Under the 20-year, €4.1 billion (£3.3bn) agreement Iberdola will buy a billion cubic metres of liquefied natural gas (LNG) a year beginning in 2019 from US firm Cheniere Energy.
A new plant will be built by Cheniere near Corpus Christi, Texas, to process the gas ready for shipment to Europe.
Iberdrola said the agreement, enough to supply around 750,000 homes a year, will enable it to meet its long-term needs in the UK and Spain.
The imported LNG will fuel gas-fired plants, be sold to retail customers and also to meet previously agreed long-term sales to the wholesale gas market. Gas destined for the UK will come in via Isle of Grain in Kent.
Iberdrola already has long-term natural gas supply agreements with companies including Sonatrach, Nigeria LNG, ENI of Italy and Statoil of Norway.
It said yesterday’s announcement had consolidated its role as one a leading energy companies, with operations in around 30 countries, 45,000 megawatts of installed generation capacity, 32 million customers and more than 28,000 employees. At the end of March, Iberdola had 3.6 million customers for gas: 2.2 million in the UK; 800,000 in Spain; and 600,000 in the US.
Yesterday’s agreement was signed at Iberdola’s offices in Madrid by global energy management director Angel Chiarri and Cheniere’s Meg Gentle, pictured. Earlier this year Iberdrola unveiled plans to invest more than €4bn in the UK over the next three years as it posted annual profits hit by a doubling of regulatory levies in its Spanish home market.
The UK won the lion’s share of its global investment 2014-16 despite ScottishPower’s underlying earnings in generation and supply falling to €320.5m in 2013.
That was down 11 per cent on the €360.6m booked in 2012mainly due to the closure of the coal-fired Cockenzie power station in East Lothian in March 2013.
ScottishPower’s revenues were flat at some €8.7bn, although customer numbers rose 100,000 to 5.79 million. More than 40 per cent of Iberdrola’s forward investment programme will be in the UK. Of that, 60 per cent will go on upgrading local and longer distance power networks, with 40 per cent on developing renewables.

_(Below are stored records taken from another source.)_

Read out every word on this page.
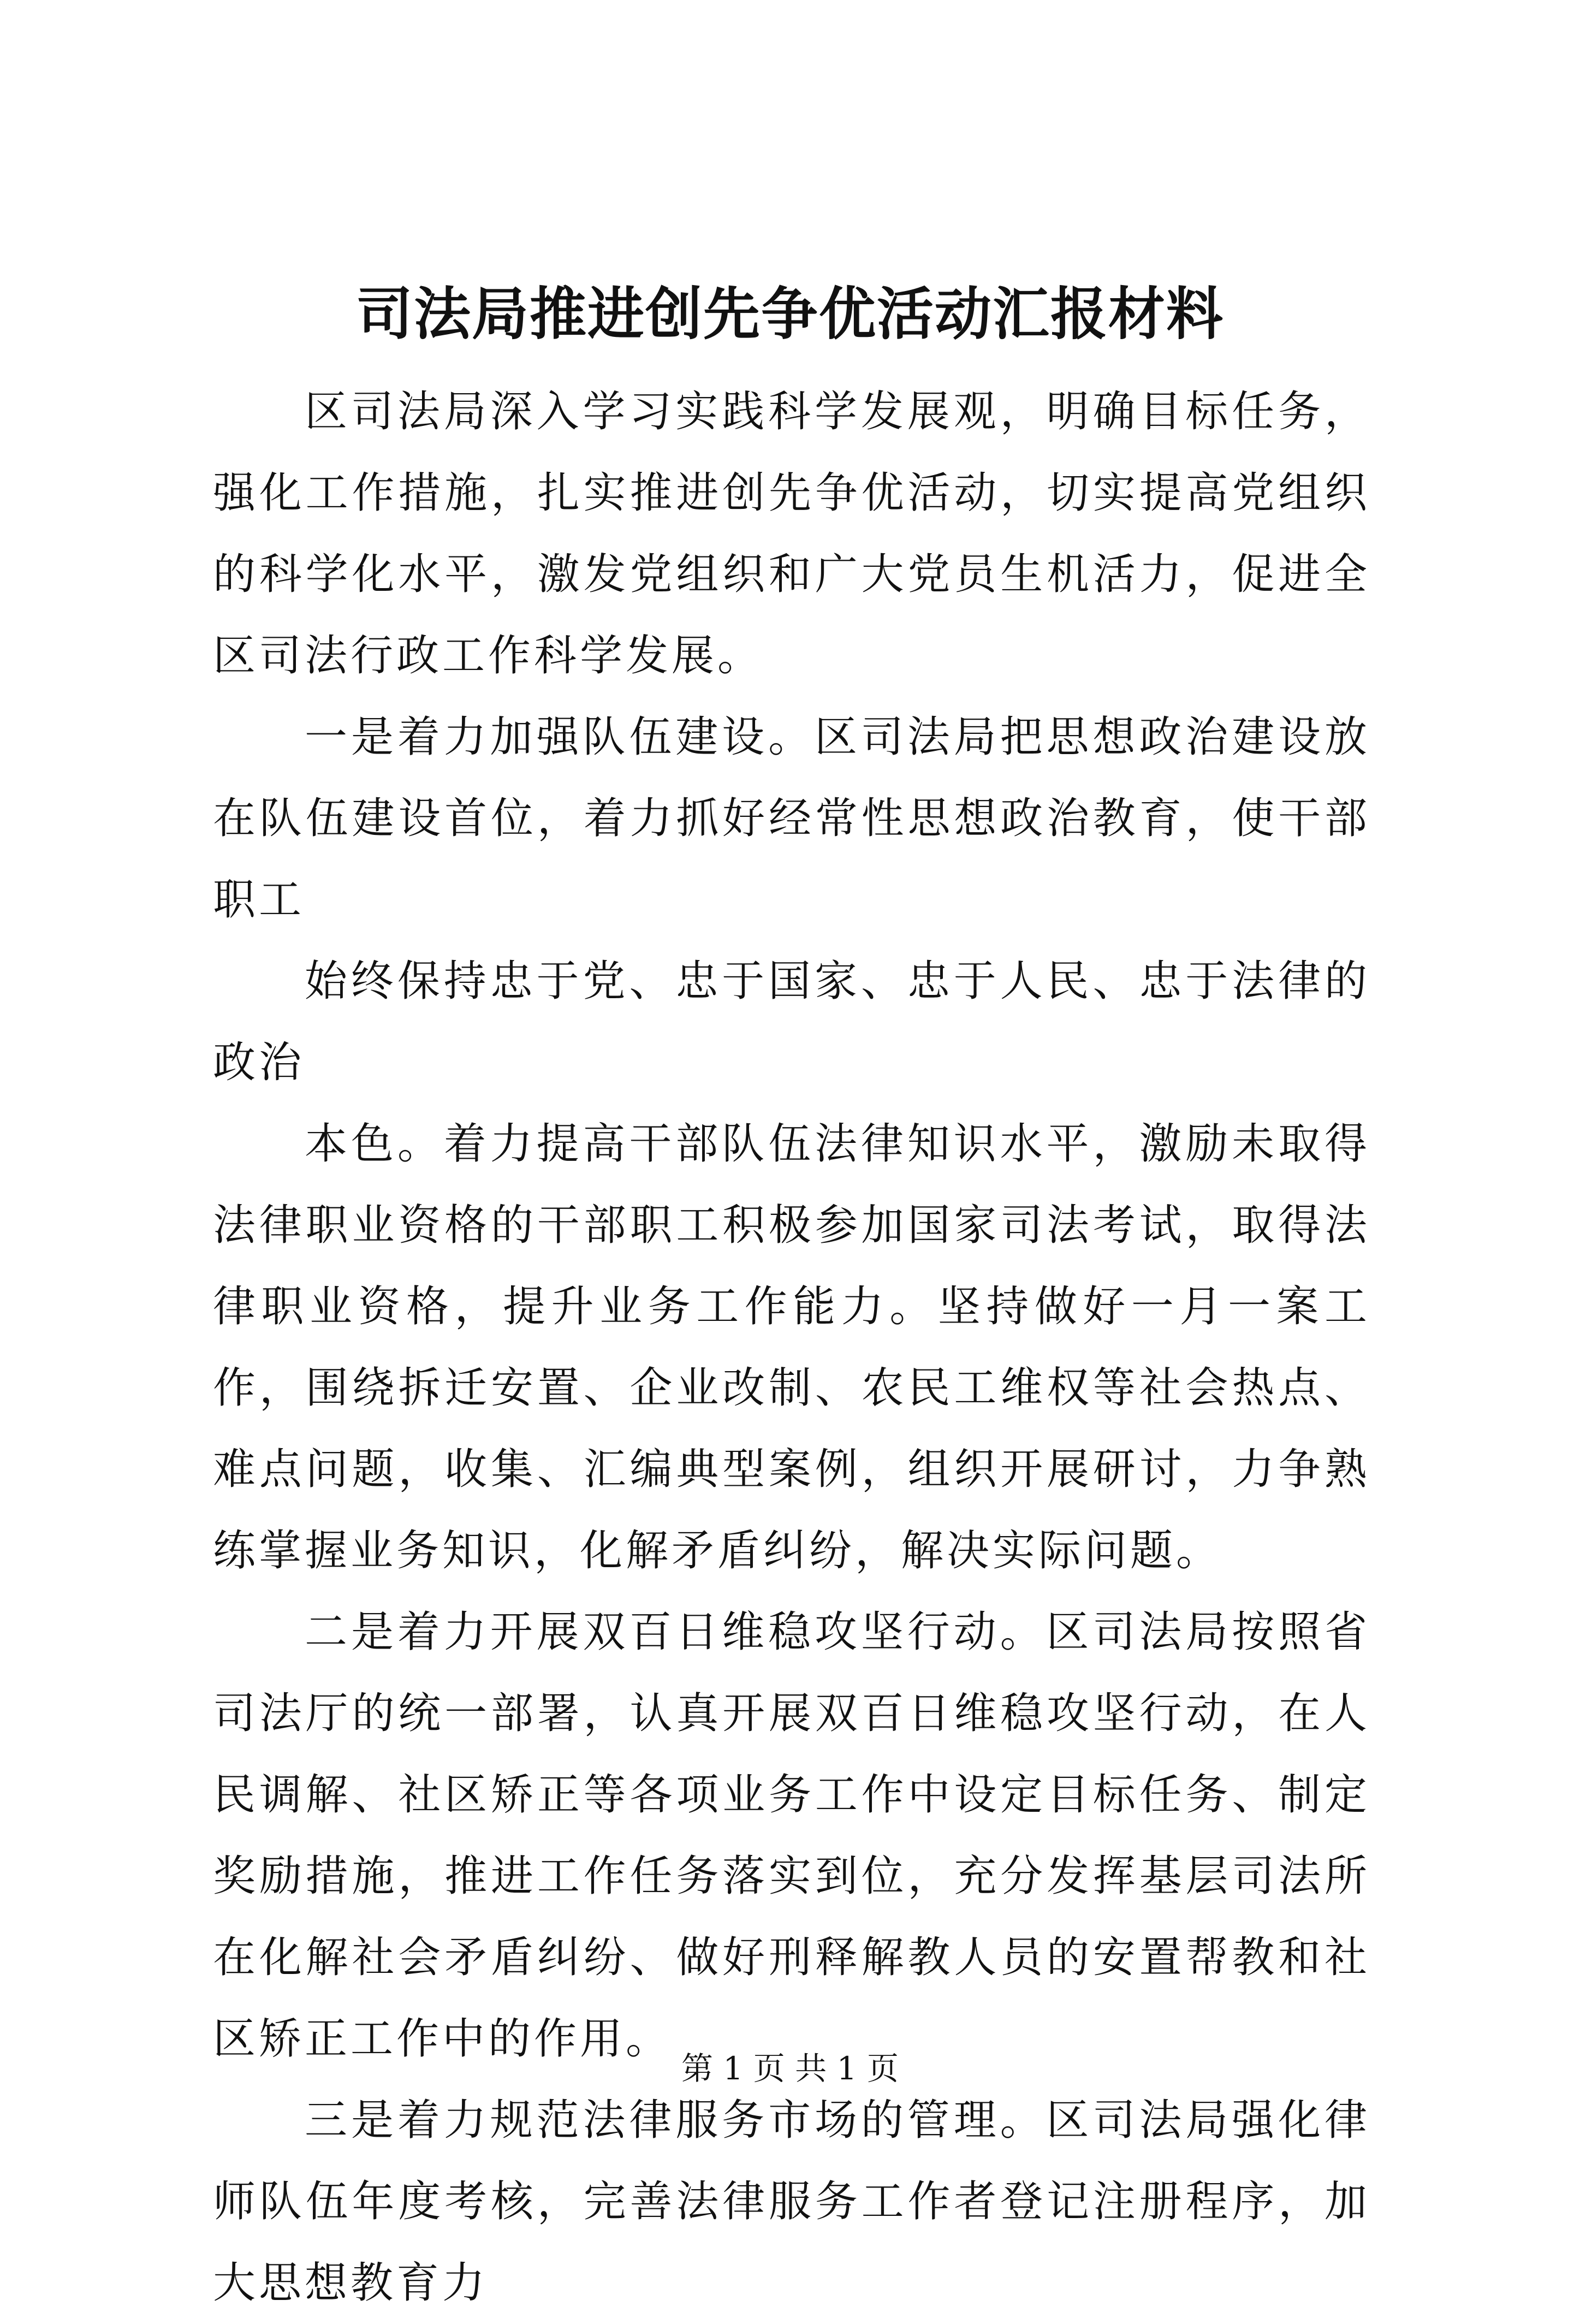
司法局推进创先争优活动汇报材料

区司法局深入学习实践科学发展观，明确目标任务，强化工作措施，扎实推进创先争优活动，切实提高党组织的科学化水平，激发党组织和广大党员生机活力，促进全区司法行政工作科学发展。

一是着力加强队伍建设。区司法局把思想政治建设放在队伍建设首位，着力抓好经常性思想政治教育，使干部职工

始终保持忠于党、忠于国家、忠于人民、忠于法律的政治

本色。着力提高干部队伍法律知识水平，激励未取得法律职业资格的干部职工积极参加国家司法考试，取得法律职业资格，提升业务工作能力。坚持做好一月一案工作，围绕拆迁安置、企业改制、农民工维权等社会热点、难点问题，收集、汇编典型案例，组织开展研讨，力争熟练掌握业务知识，化解矛盾纠纷，解决实际问题。

二是着力开展双百日维稳攻坚行动。区司法局按照省司法厅的统一部署，认真开展双百日维稳攻坚行动，在人民调解、社区矫正等各项业务工作中设定目标任务、制定奖励措施，推进工作任务落实到位，充分发挥基层司法所在化解社会矛盾纠纷、做好刑释解教人员的安置帮教和社区矫正工作中的作用。

三是着力规范法律服务市场的管理。区司法局强化律师队伍年度考核，完善法律服务工作者登记注册程序，加大思想教育力

第 1 页 共 1 页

Last month, the group said renewable output from ScottishPower rose 38.7 per cent to 1,089 gigawatt hours during the first quarter, helped by windier conditions and an increase in generation capacity.
Overall earnings in the UK business – including hydro and gas-fired plants – rose 7.7 per cent to €197.7m.
Iberdrola’s wider renewables business saw earnings fall by more than a quarter in the first three months of the year as profits in Spain were hit by a cut in government subsidies.